Miró por un lado la escena que estaba enfocando el cámara y negó con la cabeza. ¿En qué estarían pensando los vándalos que habían hecho eso? Toda la nación iba a ver en directo que eran idiotas. Idiotas asesinos. Incluso aunque el país entero no sospechara ya que la facción antiosos de Ariège había matado a aquella pobre criatura semanas atrás, con aquella protesta rudimentaria era como si hubieran firmado una declaración. Era algo burdo. Brutal. E iba a indignar a toda Francia. Y eso el Día de la Toma de la Bastilla, cuando el Tour tenía las mayores cifras de audiencia.
—Vale. Lo tengo. Vamos para La Rivière.
El piloto dirigió el helicóptero sin esfuerzo para que pasara por encima de las copas de los árboles y viró hacia la izquierda. Después de un par de rotaciones de la hélice, el tejado de pizarra de un edificio bastante grande apareció ante su vista.
—Eso debe de ser el Auberge des Deux Vallées —oyó decir al cámara mientras consultaba sus notas—. Acércate y veamos si hay algo que merezca la pena enseñar a los espectadores.
Esa frase se convirtió en un chiste permanente entre ellos durante el resto de su vida profesional. Porque cuando el helicóptero superó la colina y el pueblo de La Rivière apareció ante la audiencia de France 2, allí, encima de una especie de entoldado, había un cartel gigante que la cámara pudo enfocar sin ningún esfuerzo:
PRIMERO MATARON A NUESTRO OSO. AHORA LA POSTE ESTÁ MATANDO A NUESTRO MUNICIPIO.
—¡Dios mío! —murmuró el cámara—. Esto va a tener consecuencias.
—Posiblemente más de las que crees —respondió el piloto señalando a los corredores de abajo, que habían sido sitiados por lo que parecía un rebaño de ovejas y otro de vacas. Pero los animales caminaban sobre dos patas y llevaban pancartas, y si no se equivocaba, unos pastores pigmeos les estaban ofreciendo comida y bebida a los ciclistas.
—¡Así es como se hace una protesta! —declaró el piloto con una dosis de orgullo galo.
Serge sabía que no tendrían mucho tiempo. La policía ya había llegado y estaba intentando que el rebaño de vacas humanas se quitara del camino. Pero inspirados por André Dupuy, veterano de muchas protestas en su juventud política, los bovinos con pancartas se habían sentado, lo que se lo ponía muy difícil a los agentes a la hora de moverlos. Y después llegaron los niños con sus disfraces de pastores con copas de vino y aperitivos y todo aquello adquirió un aire de fiesta improvisada. Los ciclistas se apoyaban en los manillares charlando, los niños competían por conseguir autógrafos y la policía local estaba ocupada tomando fotos, que Serge sospechaba que eran más bien para su álbum familiar que para alguna investigación oficial. Y todo estaba siendo grabado por la televisión en directo. El Día de la Toma de la Bastilla.

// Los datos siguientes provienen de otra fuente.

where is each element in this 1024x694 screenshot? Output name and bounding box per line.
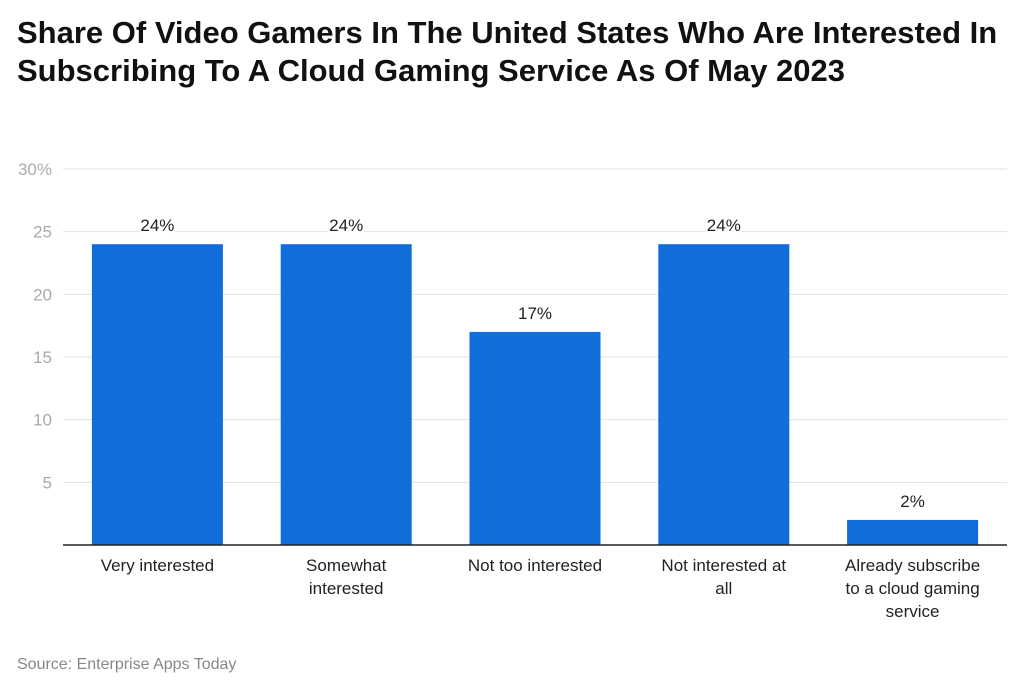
- chart-title: Share Of Video Gamers In The United Stat…: [17, 15, 998, 88]
- data-label-background: [517, 301, 553, 322]
- x-tick-label: interested: [309, 579, 384, 598]
- y-tick-label: 5: [43, 473, 52, 492]
- x-tick-label: all: [715, 579, 732, 598]
- source-note: Source: Enterprise Apps Today: [17, 656, 237, 673]
- x-tick-label: Somewhat: [306, 556, 387, 575]
- data-label-background: [328, 214, 364, 235]
- y-tick-label: 20: [33, 285, 52, 304]
- x-tick-label: Not too interested: [468, 556, 602, 575]
- y-tick-label: 25: [33, 223, 52, 242]
- bar: [469, 331, 601, 545]
- y-tick-label: 10: [33, 411, 52, 430]
- x-tick-label: Already subscribe: [845, 556, 980, 575]
- data-label-background: [706, 214, 742, 235]
- data-label-background: [899, 489, 926, 510]
- bar: [91, 244, 223, 545]
- x-tick-label: Very interested: [101, 556, 214, 575]
- y-tick-label: 30%: [18, 160, 52, 179]
- bar: [658, 244, 790, 545]
- x-tick-label: service: [886, 602, 940, 621]
- x-tick-label: to a cloud gaming: [845, 579, 979, 598]
- data-label: 24%: [707, 216, 741, 235]
- data-label: 24%: [140, 216, 174, 235]
- x-tick-label: Not interested at: [661, 556, 786, 575]
- data-label: 24%: [329, 216, 363, 235]
- bar: [280, 244, 412, 545]
- data-label: 17%: [518, 304, 552, 323]
- data-label-background: [139, 214, 175, 235]
- y-tick-label: 15: [33, 348, 52, 367]
- bar: [847, 519, 979, 545]
- data-label: 2%: [900, 492, 925, 511]
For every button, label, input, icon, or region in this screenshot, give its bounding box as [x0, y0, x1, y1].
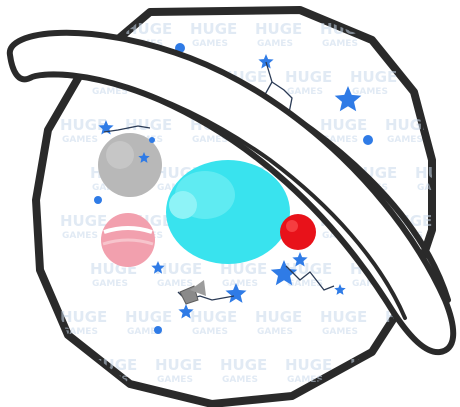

Pero el hombre que le estaba hablando no tenía ni mucho menos espíritu festivo.
—Esto es inaceptable —decía con la cara tensa—. Les ruego que hagan el favor de apartarse del camino para que la carrera pueda continuar.
—Lo siento —dijo Serge con total sinceridad. Estaba allí de pie con su mejor traje y su banda oficial roja, blanca y azul cayéndole desde el hombro derecho y atada junto a la cadera izquierda, con los hombros atrás y la espalda erguida, sin arredrarse—. Pero tiene usted que entender que para los habitantes de este municipio la pérdida de su oficina de correos tendrá consecuencias mucho más graves que el retraso del Tour de France. Aunque estemos hablando del mayor evento deportivo del planeta.
El impacto de las palabras que le había robado a Fabian quedó claro cuando el director de la carrera se hinchó como un pavo al oírlas. Miró por encima del hombro de Serge a la masa de gente que había detrás y suspiró.
—¿Cómo puedo ayudarles? —preguntó.
Y Serge reprimió una sonrisa. Esas eran exactamente las palabras que había estado esperando oír.
Christian era una vaca atacada por el pánico. Y no por la protesta. Todo parecía ir según lo planeado, lo que era increíble teniendo en cuenta el poco tiempo que habían tenido los habitantes para prepararse. Las pancartas se veían perfectamente por las cámaras con sus eslóganes que iban desde el emotivo: QUEREMOS MANTENER NUESTRO MODO DE VIDA: NO A LOS CAMBIOS DE LA POSTE al pragmático ¡QUE NOS DEVUELVAN NUESTRA OFICINA DE CORREOS! Y claro, los que vinculaban implícitamente la muerte de Miel con el cierre de la oficina eran los que estaban recibiendo más atención.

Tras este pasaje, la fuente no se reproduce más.